How we Normalize Anxiety and Depression
As some of us with ADHD continue to experience anxiety and depression, we may begin to normalize these feelings and see them as a part of our daily lives. This normalization can occur because the constant stream of negative feedback, criticism, and disappointment from the people around them reinforces the belief that they are not good enough. As a result, we may start to internalize these messages and view ourselves as flawed, defective, or inadequate. This negative self-talk and self-blame can lead to a feeling of hopelessness, where we start to believe that we will never be able to overcome our challenges.
Over time, the normalization of anxiety and depression can lead to a situation where we start to ignore our feelings altogether. We may stop seeking help or talking about our struggles with others because we believe that this is just a normal part of our lives. This avoidance and denial can serve to strengthen the hold that anxiety and depression have on us over time.
Ignoring anxiety and depression can lead to a vicious cycle where people avoid situations that make their symptoms worse, which can make them think they can't handle anything. As a result, they may stop going to social events, avoid trying new activities, and stop pursuing their goals and interests. These actions can lead to a decreased sense of fulfillment and satisfaction in life, further reinforcing the cycle of negative emotions and behaviors.
People with ADHD need to recognize that anxiety and depression are not normal and seek help. We can break the cycle of negative thoughts and actions by learning how to cope, taking care of ourselves, and getting help from mental health professionals, family, and friends.
When we learn how to better manage our ADHD, we often feel more confident in ourselves and our ability to handle things.

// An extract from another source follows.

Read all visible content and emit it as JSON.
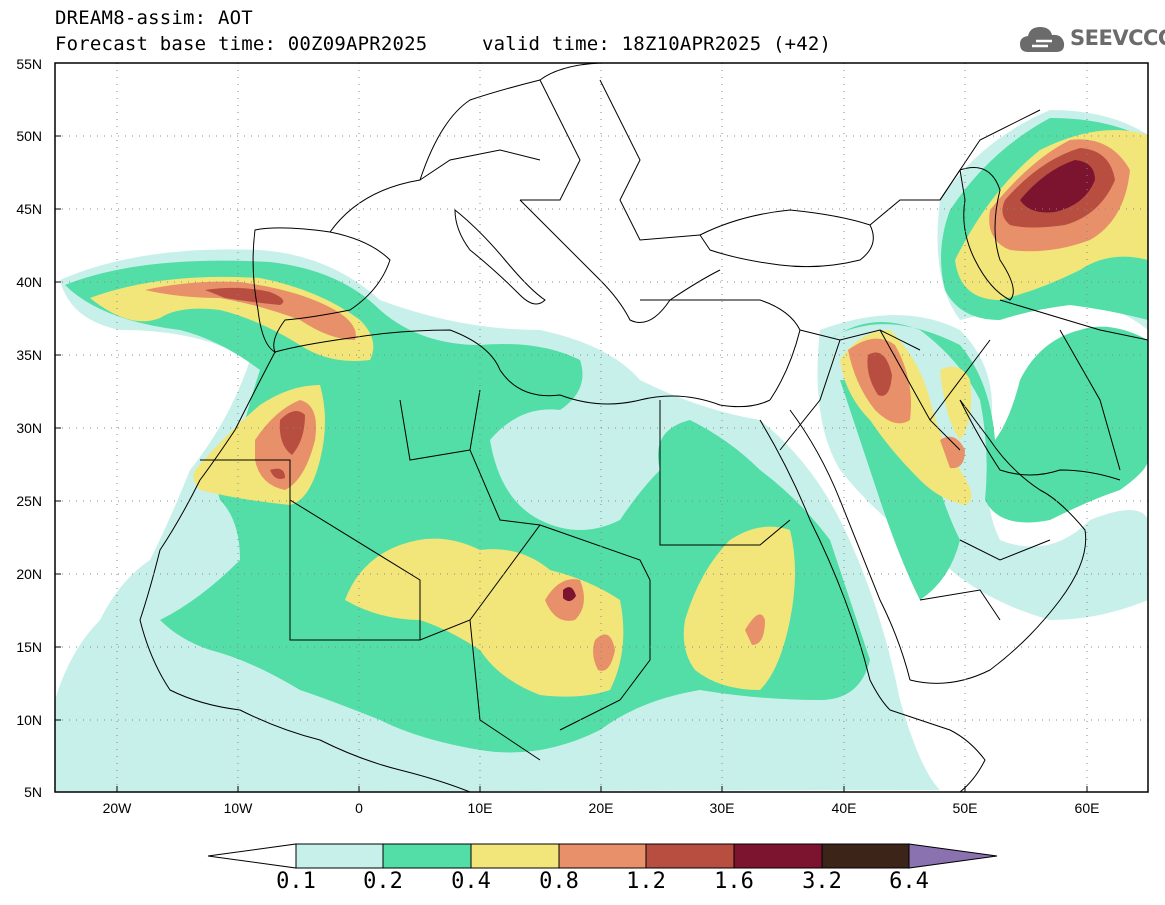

As a result, we may notice that our depression and anxiety improve, and our ADHD symptoms seem to go away too. This can make us wonder if we ever had ADHD to begin with, and we start to worry that people will think we're pretending or lying about having it.
Sometimes, we start to doubt our ADHD diagnosis because we're doing better and our symptoms are less noticeable. We might think that our difficulties were just because we lacked discipline or weren't trying hard enough, rather than having a real condition. This worry gets stronger when we see that our depression and anxiety are also getting better.

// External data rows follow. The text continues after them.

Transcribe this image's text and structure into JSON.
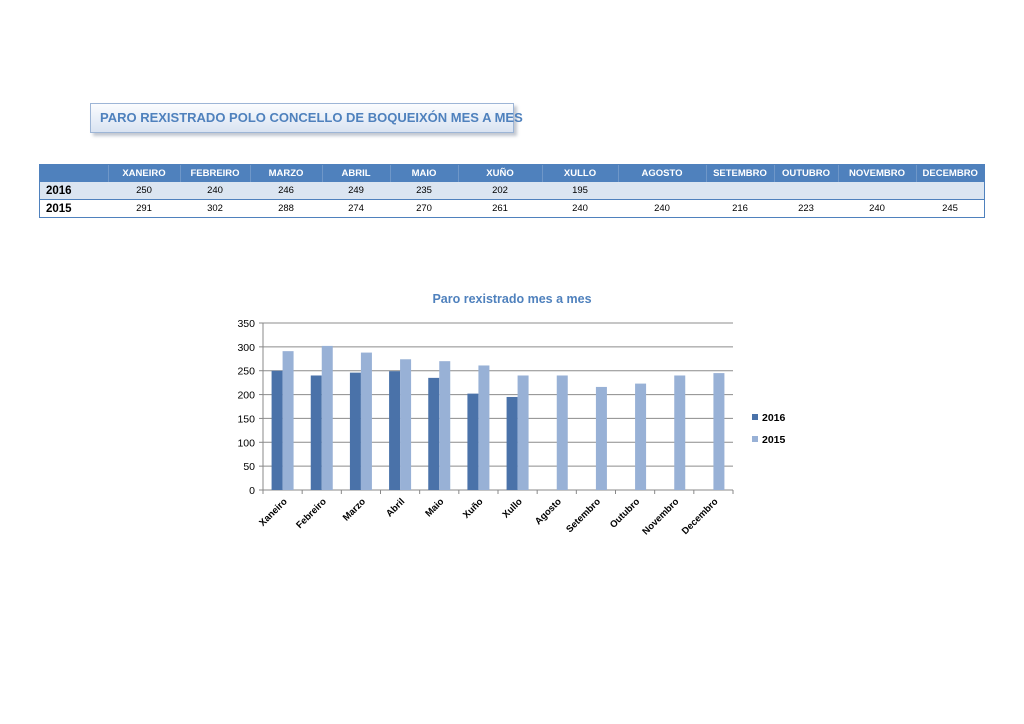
{
  "page_title": "PARO REXISTRADO POLO CONCELLO DE BOQUEIXÓN MES A MES",
  "table": {
    "headers": [
      "",
      "XANEIRO",
      "FEBREIRO",
      "MARZO",
      "ABRIL",
      "MAIO",
      "XUÑO",
      "XULLO",
      "AGOSTO",
      "SETEMBRO",
      "OUTUBRO",
      "NOVEMBRO",
      "DECEMBRO"
    ],
    "rows": [
      {
        "label": "2016",
        "values": [
          "250",
          "240",
          "246",
          "249",
          "235",
          "202",
          "195",
          "",
          "",
          "",
          "",
          ""
        ]
      },
      {
        "label": "2015",
        "values": [
          "291",
          "302",
          "288",
          "274",
          "270",
          "261",
          "240",
          "240",
          "216",
          "223",
          "240",
          "245"
        ]
      }
    ]
  },
  "chart_data": {
    "type": "bar",
    "title": "Paro rexistrado mes a mes",
    "xlabel": "",
    "ylabel": "",
    "categories": [
      "Xaneiro",
      "Febreiro",
      "Marzo",
      "Abril",
      "Maio",
      "Xuño",
      "Xullo",
      "Agosto",
      "Setembro",
      "Outubro",
      "Novembro",
      "Decembro"
    ],
    "series": [
      {
        "name": "2016",
        "color": "#4a72a9",
        "values": [
          250,
          240,
          246,
          249,
          235,
          202,
          195,
          null,
          null,
          null,
          null,
          null
        ]
      },
      {
        "name": "2015",
        "color": "#98b1d6",
        "values": [
          291,
          302,
          288,
          274,
          270,
          261,
          240,
          240,
          216,
          223,
          240,
          245
        ]
      }
    ],
    "ylim": [
      0,
      350
    ],
    "yticks": [
      0,
      50,
      100,
      150,
      200,
      250,
      300,
      350
    ],
    "grid": true,
    "legend": "right"
  }
}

The fear of being seen as a fraud can be really upsetting and make us doubt ourselves. We worry that people will think we made up our ADHD or used it as an excuse for our problems. This fear can affect our self-esteem and how we feel about our progress.
To overcome these fears, it can help to talk to doctors or mental health professionals who can confirm our ADHD diagnosis and provide support. Being part of ADHD support groups or communities can also be beneficial because we can connect with others who have similar experiences and get validation and advice.
It's important to remember that ADHD is different for everyone, and symptoms can change over time. Improving symptoms doesn't mean we don't have ADHD; it shows that our strategies and treatments are working. By facing our fears and focusing on our progress, we can build confidence, resilience, and a positive outlook on living with ADHD.